Methods. Case reports and review of the literature for pediatric patients with MEN-2A were conducted. Inclusion criteria were age (0–20 years) and histologic degree of C-cell disease (normal = N, C-cell hyperplasia = CCH, medullary thyroid carcinoma = MTC, metastatic MTC = MMTC). To evaluate therapeutic results of ETT (1–5 years) versus late total thyroidectomy (LTT; 6–20 years), age-dependent histologic stages of C-cell disease and postoperative occurrence of PRD were compared. Prognostic value of specific codons, age-dependent histologic distribution, and long-term outcome were analyzed.
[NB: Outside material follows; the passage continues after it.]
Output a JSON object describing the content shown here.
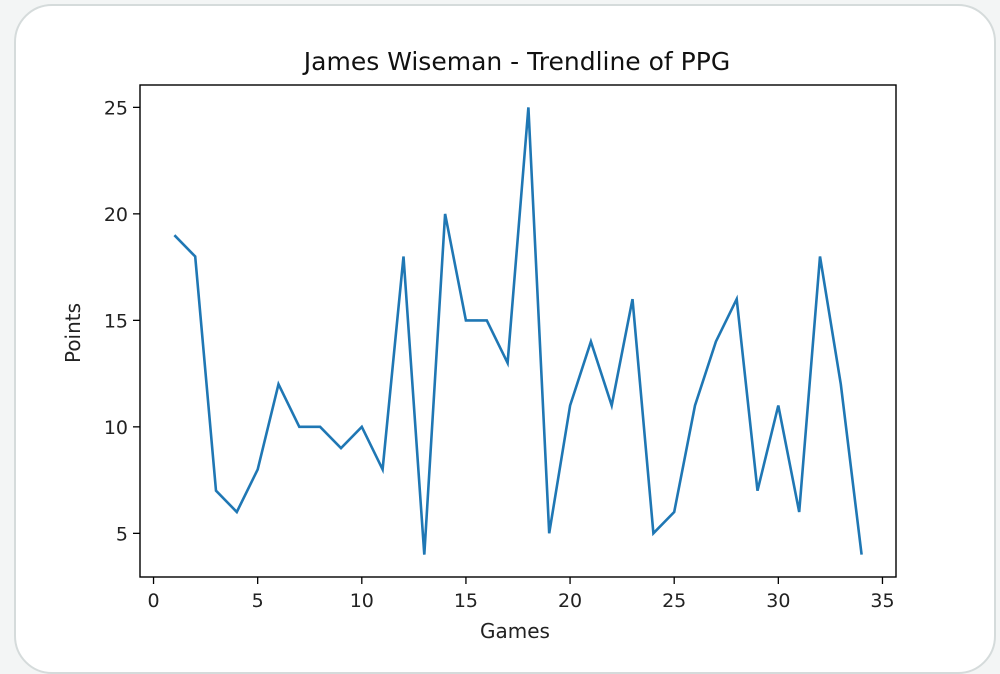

Results. In a total of 260 cases, 42 (16%) underwent ETT, and 218 (84%) underwent LTT. Histologic analysis showed significant difference between ETT versus LTT (57% vs 76%) regarding malignant stage of C-cell disease (of combined rate of MTC and MMTC). Long-term outcome was documented in 74 patients (28%). During a median follow-up period of 2 years (range: 0–15 years), 21 of 65 of the LTT group versus 0 of 9 of the ETT group suffered PRD. Information about codon analysis was available in 150 patients (58%). Mutated codons were c634 (63%), c618 (19%), c620 (9%), and c804 (6%). Codon-related histologic analysis resulted in prognostic differences: 81% of patients with c634-mutation had MCT or MMTC in contrast to c804 (44%), c618 (34%), and c620 (7%). Fifteen of 17 MMTC and 7 of 9 PRD occurred in patients with c634-mutation.
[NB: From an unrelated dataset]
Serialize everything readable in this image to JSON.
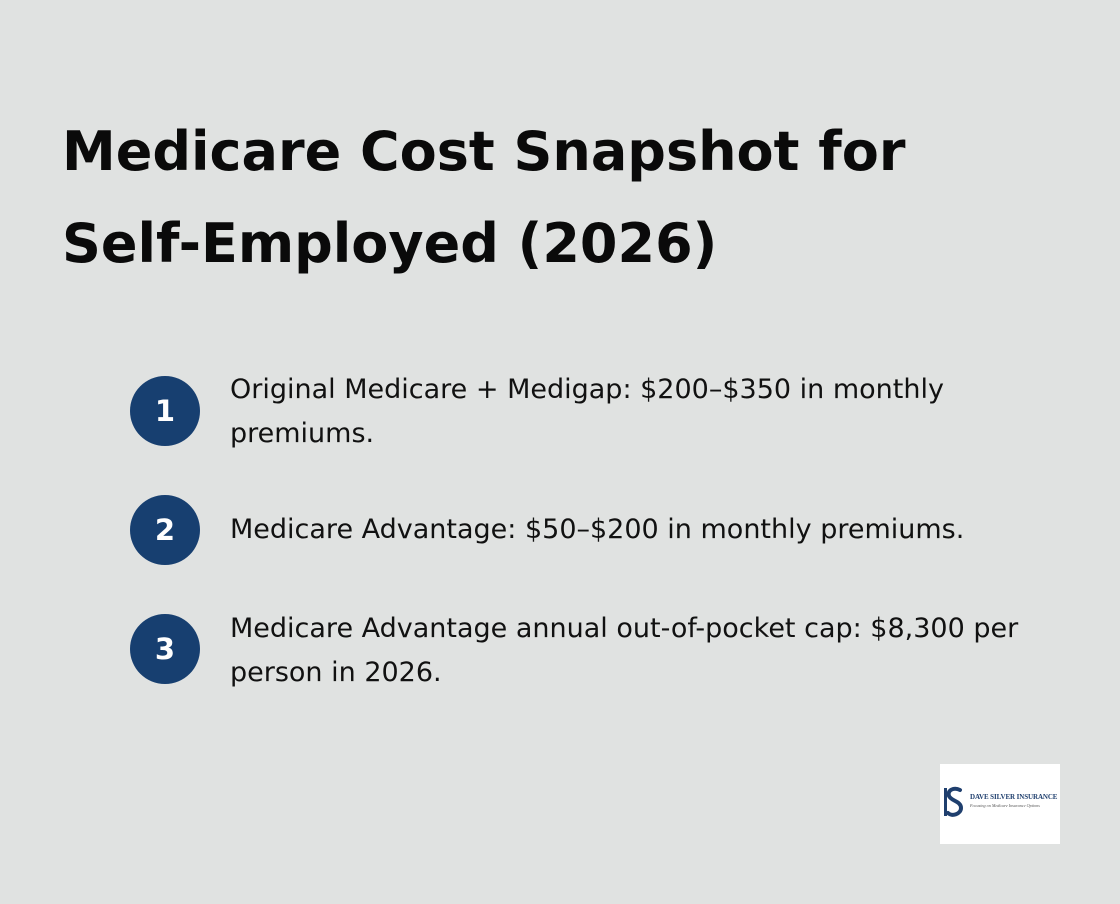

Conclusions. 1) ETT until 5 years of age in MEN-2A gene carriers results in significant reduction of MTC and MMTC in favor of CCH and improved disease-free long-term outcome. 2) Codon analysis is an important prognostic factor. Timing of TT could be individualized based on codon-specific prognosis. Until more detailed knowledge is available, consequent genetic and biochemical screening is mandatory for appropriate individual timing of ETT before age of 5 years.